Introduction
Indian equity markets ended Thursday’s session on a weak note as global oil supply concerns rattled investor sentiment. Rising geopolitical tensions near the Strait of Hormuz, one of the world’s most important crude transport routes, pushed international oil prices higher and triggered selling pressure across major indices. As a result, both the Nifty 50 Index and the BSE Sensex closed lower on March 12, 2026, reflecting growing global uncertainty and cautious investor sentiment.
Market Data
At the end of the trading session, the Nifty 50 Index settled at 23,639.15, down 227.70 points (-0.95%), while the BSE Sensex closed at 76,034.42, falling 829.29 points (-1.08%). Several sectors, including banking, auto, and aviation stocks, witnessed selling pressure during the day. Market participants remained cautious as higher crude prices could increase input costs and inflation, which may affect corporate earnings in the coming quarters.
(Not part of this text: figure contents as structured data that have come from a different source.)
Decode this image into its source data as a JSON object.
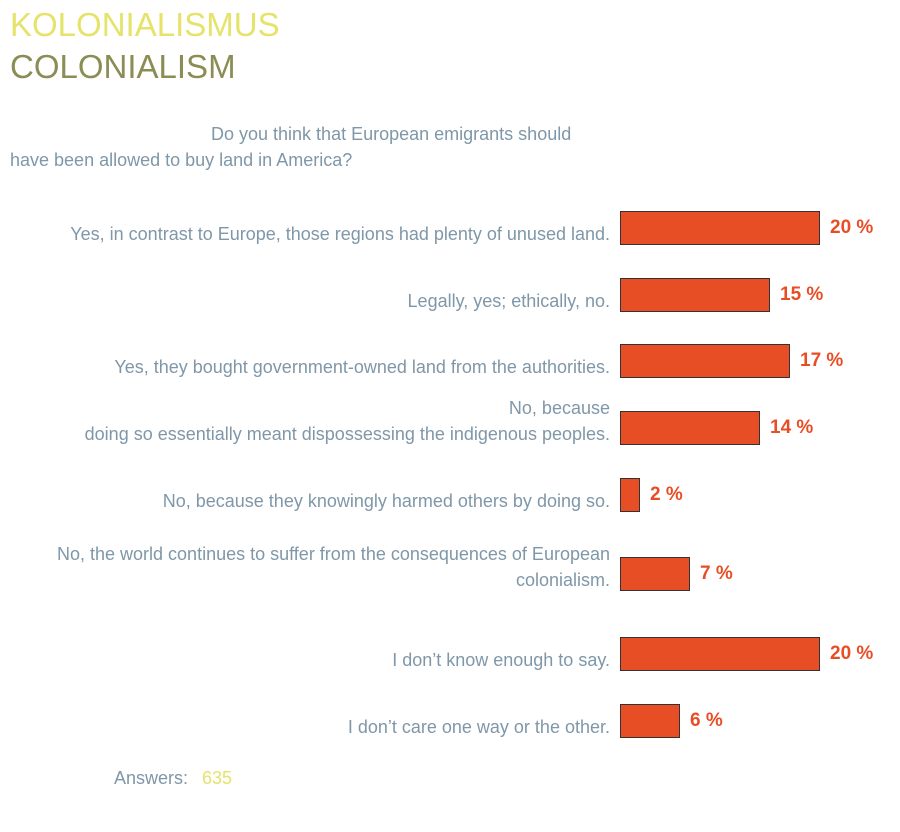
{
  "chart_data": {
    "type": "bar",
    "title": "KOLONIALISMUS",
    "subtitle": "COLONIALISM",
    "question": "Do you think that European emigrants should have been allowed to buy land in America?",
    "categories": [
      "Yes, in contrast to Europe, those regions had plenty of unused land.",
      "Legally, yes; ethically, no.",
      "Yes, they bought government-owned land from the authorities.",
      "No, because\ndoing so essentially meant dispossessing the indigenous peoples.",
      "No, because they knowingly harmed others by doing so.",
      "No, the world continues to suffer from the consequences of European colonialism.",
      "I don’t know enough to say.",
      "I don’t care one way or the other."
    ],
    "values": [
      20,
      15,
      17,
      14,
      2,
      7,
      20,
      6
    ],
    "value_labels": [
      "20 %",
      "15 %",
      "17 %",
      "14 %",
      "2 %",
      "7 %",
      "20 %",
      "6 %"
    ],
    "color": "#e84e26",
    "answers_label": "Answers:",
    "answers": 635
  }
}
Analysts believe that concerns about possible disruptions in oil supply through the Strait of Hormuz have been a major factor behind the recent surge in global crude prices. Since India imports a significant portion of its energy needs, any sustained rise in oil prices can negatively impact the economy by increasing fuel costs and inflation.
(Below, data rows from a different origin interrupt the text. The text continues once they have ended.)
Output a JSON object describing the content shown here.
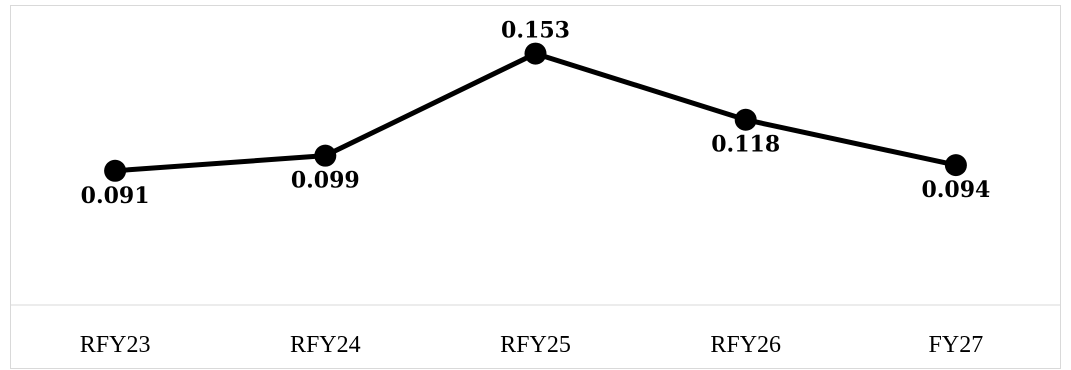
{
  "chart_data": {
    "type": "line",
    "title": "",
    "xlabel": "",
    "ylabel": "",
    "categories": [
      "RFY23",
      "RFY24",
      "RFY25",
      "RFY26",
      "FY27"
    ],
    "series": [
      {
        "values": [
          0.091,
          0.099,
          0.153,
          0.118,
          0.094
        ],
        "labels": [
          "0.091",
          "0.099",
          "0.153",
          "0.118",
          "0.094"
        ],
        "color": "#000000"
      }
    ],
    "ylim": [
      0.02,
      0.175
    ],
    "grid": false,
    "legend": "none",
    "axis_color": "#d9d9d9"
  }
}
Additionally, global investors remained cautious amid geopolitical uncertainties, leading to intermittent selling in equities. Experts suggest that markets may remain volatile in the short term as traders continue to track geopolitical developments and global commodity prices.

Conclusion
In conclusion, rising geopolitical tensions and concerns over oil supply disruptions weighed heavily on Indian stock markets today. Investors will closely monitor global developments, crude oil prices, and foreign investment trends to assess the market’s next direction. Until global tensions ease, market volatility is expected to remain elevated.